Ирина в свою очередь, наверное, боясь открытых осуждений и заранее подготовившись к ним, продемонстрировала не очень убедительную, вперемешку со страхом, но уверенность и правоту своей позиции. Она заранее давала понять, что некоторые ее подозрения об изменах со стороны Кули в прошлой жизни, сегодня давали ей моральное право на то, в чем он, как ей казалось, может ее сейчас обвинить. Со стороны конечно такая Иринина позиция выглядела наивной и по-детски смешной, но возможно это и было бы смешно, если бы не было так грустно. Куле отнюдь не от этого, но решительно не хотелось ее в тот момент ни в чем обвинять или что-то доказывать, а тем более злиться на нее и обвинив в измене, пытаться как-то наказать. Ему наоборот очень захотелось обнять свою жену, прижать к себе крепко-крепко, и молча просто никуда не отпускать, но передергиваясь от ледяной волны мурашек по спине, Куля понял, что и этого он уже не может себе позволить сделать.
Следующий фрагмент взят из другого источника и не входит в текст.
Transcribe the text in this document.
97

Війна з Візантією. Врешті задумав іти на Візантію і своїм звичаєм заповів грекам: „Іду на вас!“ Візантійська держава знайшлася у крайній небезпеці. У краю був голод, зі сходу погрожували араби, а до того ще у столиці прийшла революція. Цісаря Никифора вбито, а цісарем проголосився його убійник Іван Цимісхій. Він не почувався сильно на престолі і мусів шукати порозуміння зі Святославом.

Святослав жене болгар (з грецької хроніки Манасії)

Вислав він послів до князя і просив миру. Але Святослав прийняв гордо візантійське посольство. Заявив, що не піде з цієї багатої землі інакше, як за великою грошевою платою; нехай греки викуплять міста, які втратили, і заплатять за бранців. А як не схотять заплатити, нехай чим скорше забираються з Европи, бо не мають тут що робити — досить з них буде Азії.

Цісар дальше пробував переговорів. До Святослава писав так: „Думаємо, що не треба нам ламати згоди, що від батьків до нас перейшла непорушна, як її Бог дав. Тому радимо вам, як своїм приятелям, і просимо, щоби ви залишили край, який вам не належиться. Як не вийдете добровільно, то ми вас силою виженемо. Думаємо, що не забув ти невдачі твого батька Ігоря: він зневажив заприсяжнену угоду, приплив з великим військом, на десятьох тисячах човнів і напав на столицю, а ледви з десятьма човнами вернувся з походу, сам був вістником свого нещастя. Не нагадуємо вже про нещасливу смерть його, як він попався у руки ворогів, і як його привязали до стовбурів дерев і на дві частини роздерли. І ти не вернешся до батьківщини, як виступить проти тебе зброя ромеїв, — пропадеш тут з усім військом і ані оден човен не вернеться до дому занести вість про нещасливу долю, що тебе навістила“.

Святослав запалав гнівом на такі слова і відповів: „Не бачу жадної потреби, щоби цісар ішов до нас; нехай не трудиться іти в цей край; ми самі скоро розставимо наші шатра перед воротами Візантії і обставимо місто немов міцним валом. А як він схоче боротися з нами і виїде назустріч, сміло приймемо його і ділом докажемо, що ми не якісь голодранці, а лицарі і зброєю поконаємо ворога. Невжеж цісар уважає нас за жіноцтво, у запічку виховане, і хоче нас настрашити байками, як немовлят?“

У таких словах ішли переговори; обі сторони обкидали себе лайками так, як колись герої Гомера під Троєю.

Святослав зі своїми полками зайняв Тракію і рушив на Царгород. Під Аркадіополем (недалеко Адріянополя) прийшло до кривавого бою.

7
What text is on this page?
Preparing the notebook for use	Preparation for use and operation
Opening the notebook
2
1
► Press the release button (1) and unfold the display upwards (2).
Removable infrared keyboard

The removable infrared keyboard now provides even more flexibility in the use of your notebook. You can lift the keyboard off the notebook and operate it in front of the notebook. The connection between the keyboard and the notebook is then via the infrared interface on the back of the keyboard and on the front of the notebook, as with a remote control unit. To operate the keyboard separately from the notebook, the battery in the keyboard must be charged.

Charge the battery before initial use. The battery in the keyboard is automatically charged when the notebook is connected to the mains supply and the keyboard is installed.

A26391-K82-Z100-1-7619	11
Он смотрел на нее и будто видел свою любимую Иру, ее глаза, ее фигуру, но она вдруг в одночасье стала чужой ему, а обнимать чужую женщину, как свою, ему было дико и неловко. Так и получалось, что сердце хотело, а тело не слушалось и не подчинялось его командам. Было ощущение похожее, как бывает во сне. Ты видишь что-то или кого-то, хочешь дотянуться до него, но у тебя это просто не получается по необъяснимым причинам. Руки и ноги становятся тяжелыми и неадекватными, а субъект вожделения удаляется от тебя все дальше и дальше… с каждой твоей попыткой приблизиться…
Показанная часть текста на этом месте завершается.